Prime Minister Nawaz Sharif wanted to use Madeleine Albright’s visit today to better a relationship wounded by issues including nuclear proliferation, terrorism and Islamic militancy.

Washington wanted much the same from the visit, according to U.S. Embassy officials in Islamabad, who cannot be named under standard briefing rules. Then, four U.S. citizens, all working for the largest oil company in Pakistan, died in a bloody Wednesday morning ambush in Karachi.

The attack resurrected memories of a similar shooting two years earlier, when two U.S. Consulate workers in Karachi were ambushed and killed during their drive to work.

In the past week, the State Department has issued two advisories warning Americans to avoid Pakistan.

Added to the mix is Albright’s earlier decision to put a Pakistan-based organization, Harakat-ul-Ansar or People’s Movement, on the United States’ list of terrorist organizations.

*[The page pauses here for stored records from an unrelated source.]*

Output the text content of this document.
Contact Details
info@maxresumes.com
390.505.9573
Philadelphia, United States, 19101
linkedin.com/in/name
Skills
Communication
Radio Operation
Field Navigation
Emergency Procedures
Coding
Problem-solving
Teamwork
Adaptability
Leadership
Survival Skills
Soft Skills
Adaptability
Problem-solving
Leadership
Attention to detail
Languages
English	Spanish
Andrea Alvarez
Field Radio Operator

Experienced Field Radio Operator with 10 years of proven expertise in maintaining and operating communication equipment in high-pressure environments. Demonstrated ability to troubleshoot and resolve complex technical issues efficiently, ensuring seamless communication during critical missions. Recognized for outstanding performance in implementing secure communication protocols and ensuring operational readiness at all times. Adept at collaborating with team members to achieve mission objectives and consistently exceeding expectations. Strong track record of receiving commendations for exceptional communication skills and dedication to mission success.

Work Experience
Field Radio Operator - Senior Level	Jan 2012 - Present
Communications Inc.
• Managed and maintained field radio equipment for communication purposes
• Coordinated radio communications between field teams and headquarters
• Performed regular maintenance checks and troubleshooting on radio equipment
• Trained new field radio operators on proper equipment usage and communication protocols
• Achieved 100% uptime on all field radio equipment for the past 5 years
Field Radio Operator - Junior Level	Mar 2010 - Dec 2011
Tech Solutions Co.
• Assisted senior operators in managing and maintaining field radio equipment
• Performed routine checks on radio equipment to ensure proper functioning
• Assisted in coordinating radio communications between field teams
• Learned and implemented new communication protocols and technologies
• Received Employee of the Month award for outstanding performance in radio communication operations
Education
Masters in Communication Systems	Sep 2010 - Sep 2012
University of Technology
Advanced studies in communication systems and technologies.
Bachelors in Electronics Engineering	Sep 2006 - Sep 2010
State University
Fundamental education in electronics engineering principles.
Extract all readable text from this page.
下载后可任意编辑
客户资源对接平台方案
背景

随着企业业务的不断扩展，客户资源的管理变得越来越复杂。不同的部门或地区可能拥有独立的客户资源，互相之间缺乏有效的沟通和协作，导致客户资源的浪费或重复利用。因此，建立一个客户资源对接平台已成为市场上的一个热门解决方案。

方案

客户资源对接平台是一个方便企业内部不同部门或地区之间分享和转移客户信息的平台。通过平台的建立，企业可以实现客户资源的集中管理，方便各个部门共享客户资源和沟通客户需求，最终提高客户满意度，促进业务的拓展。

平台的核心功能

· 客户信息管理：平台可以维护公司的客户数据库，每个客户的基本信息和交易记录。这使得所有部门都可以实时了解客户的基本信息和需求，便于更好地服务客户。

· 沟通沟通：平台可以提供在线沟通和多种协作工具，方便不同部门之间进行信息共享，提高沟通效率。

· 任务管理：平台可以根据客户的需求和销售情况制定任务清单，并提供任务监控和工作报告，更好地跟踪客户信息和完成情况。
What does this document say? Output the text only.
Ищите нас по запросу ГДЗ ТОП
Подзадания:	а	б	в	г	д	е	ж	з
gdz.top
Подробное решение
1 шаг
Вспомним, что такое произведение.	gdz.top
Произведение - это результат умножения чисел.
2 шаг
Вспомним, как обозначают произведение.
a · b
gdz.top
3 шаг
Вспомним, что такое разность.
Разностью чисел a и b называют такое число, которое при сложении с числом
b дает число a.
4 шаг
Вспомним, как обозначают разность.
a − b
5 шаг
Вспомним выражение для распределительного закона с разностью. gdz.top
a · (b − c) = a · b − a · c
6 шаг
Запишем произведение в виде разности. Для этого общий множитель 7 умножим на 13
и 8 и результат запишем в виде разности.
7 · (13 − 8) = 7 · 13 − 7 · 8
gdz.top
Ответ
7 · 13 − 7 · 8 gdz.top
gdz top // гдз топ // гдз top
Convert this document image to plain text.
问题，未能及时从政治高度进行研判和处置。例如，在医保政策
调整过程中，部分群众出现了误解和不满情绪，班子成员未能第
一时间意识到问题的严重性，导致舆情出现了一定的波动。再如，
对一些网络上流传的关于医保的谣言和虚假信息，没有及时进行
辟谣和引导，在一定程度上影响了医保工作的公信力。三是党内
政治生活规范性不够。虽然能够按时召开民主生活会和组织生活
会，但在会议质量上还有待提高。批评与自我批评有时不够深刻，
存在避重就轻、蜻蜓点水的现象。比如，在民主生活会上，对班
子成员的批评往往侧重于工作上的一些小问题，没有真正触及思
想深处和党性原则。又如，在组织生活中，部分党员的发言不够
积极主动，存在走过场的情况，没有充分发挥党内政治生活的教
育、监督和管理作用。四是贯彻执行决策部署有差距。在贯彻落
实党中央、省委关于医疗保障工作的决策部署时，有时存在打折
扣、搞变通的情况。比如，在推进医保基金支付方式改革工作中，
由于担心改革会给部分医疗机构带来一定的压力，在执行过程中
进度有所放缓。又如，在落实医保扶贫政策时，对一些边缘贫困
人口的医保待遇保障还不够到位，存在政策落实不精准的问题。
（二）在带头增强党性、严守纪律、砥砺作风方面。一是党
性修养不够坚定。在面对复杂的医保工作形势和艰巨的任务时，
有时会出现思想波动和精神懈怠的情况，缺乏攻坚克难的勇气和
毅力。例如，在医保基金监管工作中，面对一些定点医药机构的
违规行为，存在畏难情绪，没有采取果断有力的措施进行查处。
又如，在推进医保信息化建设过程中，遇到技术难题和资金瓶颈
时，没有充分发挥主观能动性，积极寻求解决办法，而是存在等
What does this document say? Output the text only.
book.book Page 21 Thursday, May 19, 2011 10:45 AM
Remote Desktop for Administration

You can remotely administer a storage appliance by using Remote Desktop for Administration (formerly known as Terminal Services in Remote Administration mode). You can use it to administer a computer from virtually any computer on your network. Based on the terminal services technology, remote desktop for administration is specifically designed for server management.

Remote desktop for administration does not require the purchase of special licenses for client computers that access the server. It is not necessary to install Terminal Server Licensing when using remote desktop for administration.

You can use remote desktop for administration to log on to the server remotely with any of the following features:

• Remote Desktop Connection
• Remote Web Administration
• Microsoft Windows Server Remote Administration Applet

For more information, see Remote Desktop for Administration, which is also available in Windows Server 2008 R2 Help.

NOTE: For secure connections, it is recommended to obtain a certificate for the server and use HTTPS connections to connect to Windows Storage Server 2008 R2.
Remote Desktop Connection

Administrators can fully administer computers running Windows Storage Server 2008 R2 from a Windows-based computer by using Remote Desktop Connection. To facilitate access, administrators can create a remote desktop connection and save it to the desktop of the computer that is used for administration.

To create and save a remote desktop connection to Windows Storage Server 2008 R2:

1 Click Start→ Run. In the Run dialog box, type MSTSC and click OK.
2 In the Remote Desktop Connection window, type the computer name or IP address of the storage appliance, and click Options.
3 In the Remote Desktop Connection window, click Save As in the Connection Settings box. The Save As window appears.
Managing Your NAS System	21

The entire issue of terrorism and terrorist organizations appears to have moved to the top of Albright’s agenda, knocking Pakistan’s preferred topic of foreign investment right off the page.

The attack in Karachi came just two days after the U.S. conviction of Pakistani Mir Aimal Kasi in the shooting of two CIA agents in 1993.

In 1995, when the two U.S. consulate workers were killed, Pakistan had just weeks before arrested and deported to the U.S. Ramzi Yousef, who was convicted in the U.S. this week of masterminding the bombing of the World Trade Center in New York in 1993.

Diplomatic sources in Pakistan were trying to play down the terrorism issue, saying it was just one of several subjects Albright would discuss.

Even so, it’s unlikely that Pakistan will get much from Albright’s visit. It won’t get a resumption of military and economic aid because a U.S. law makes that impossible.

“Because of Pakistan’s nuclear program we don’t have much to operate with. … We are simply prohibited by law,” said the official.

Pakistan would like the U.S. to mediate its longstanding dispute with India over the Kashmir region. The U.S. already has refused.

Pakistan would like the $508 million it paid for 20 F-16 fighter jets that the U.S. administration has refused to hand over because of the law prohibiting military assistance.

At least for now, it seems the best Pakistan can hope for is that Albright still is willing to take those first steps toward a new relationship.